41. In reply appellant II solely addressed issues other than inventive step raised in the opposition division's communication. Likewise at the oral proceedings before the opposition division, appellant II argued that the claimed antibodies were an obvious alternative to the antibodies reported in document D1 without discussing their alleged advantageous properties. These arguments did not persuade the opposition division.

42. In view of the above, the board cannot see any reason - and appellant II did not provide such reason - why the present facts and evidence concerning the common general knowledge of the skilled person with regard to the XenoMouse® technology and his or her expectations of the advantageous properties of fully human antibodies obtained by it (hereinafter: the new line of arguments), could not have been introduced in the first instance proceedings as an alternative to or a substitution of its previous entertained view, that the claimed antibodies constituted merely an arbitrary alternative to the antibodies of the closest prior art. Neither the decision of the opposition division nor appellant I's stance in the first instance proceedings occasioned these new submissions.

43. The fact that document D55 is cited in the patent application to illustrate the preparation of the claimed antibodies may be taken into account when assessing the admissibility of this document according to Article 12(4) RPBA, but does not necessarily justify its admission into the appeal proceedings. The same applies to the alleged relevance of documents D47 to D55 and the fact that these documents are introduced at an early stage of the appeal proceedings. In the present case these circumstances are of insufficient weight to allow a fresh case on inventive step in the appeal proceedings.

44. The board therefore concluded that the new facts and new documents D47 to D55, including documents D50a and D52a, were not to be admitted into the appeal proceedings.

Other lines of argument submitted by appellant II as regards inventive step

45. The opposition division had taken the view in the decision under appeal that the subject-matter of claim 1 of auxiliary request 6 involved an inventive step (see section IV above). Antibodies according to claim 1 of the present main request are encompassed by claim 1 of auxiliary request 6. Therefore the burden of arguing a lack of inventive step of the claimed antibodies has continued to rest with appellant II.

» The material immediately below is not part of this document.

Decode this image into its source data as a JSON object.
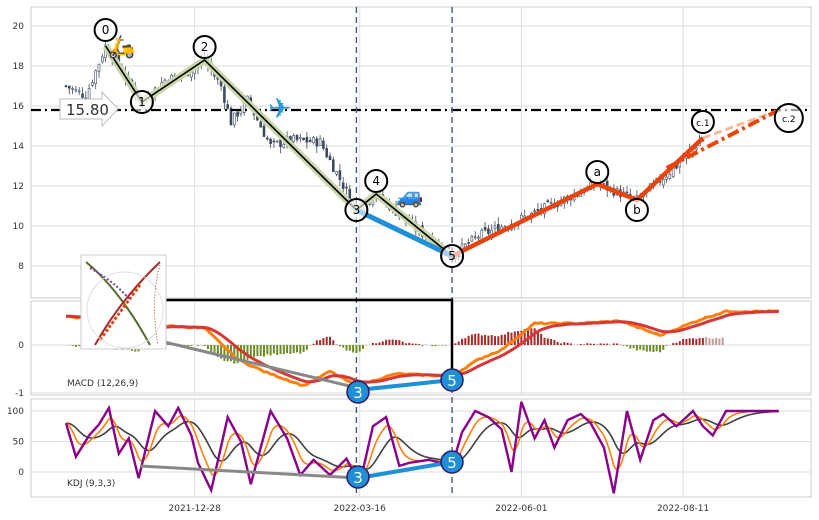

46. However, appellant II's new lines of argument are not substantiated (see point 44 above), and thus not persuasive, whereas no other lines of argument of appellant II have been put forward contesting the opposition division's conclusion with regard to inventive step.

47. Therefore, the board has no reason to deviate from the decision under appeal on this issue as far as it applies to the presently claimed subject-matter.

48. Hence, the main request is found to meet the requirements of Article 56 EPC.

Order

For these reasons it is decided that:

1. The appeal of appellant II is dismissed.

2. The decision under appeal is set aside.

3. The case is remitted to the opposition division with the order to maintain the patent with the following claims and a description to be adapted thereto:

Claims 1 to 10 of the main request, filed as auxiliary request 20 with the letter of 15 December 2017.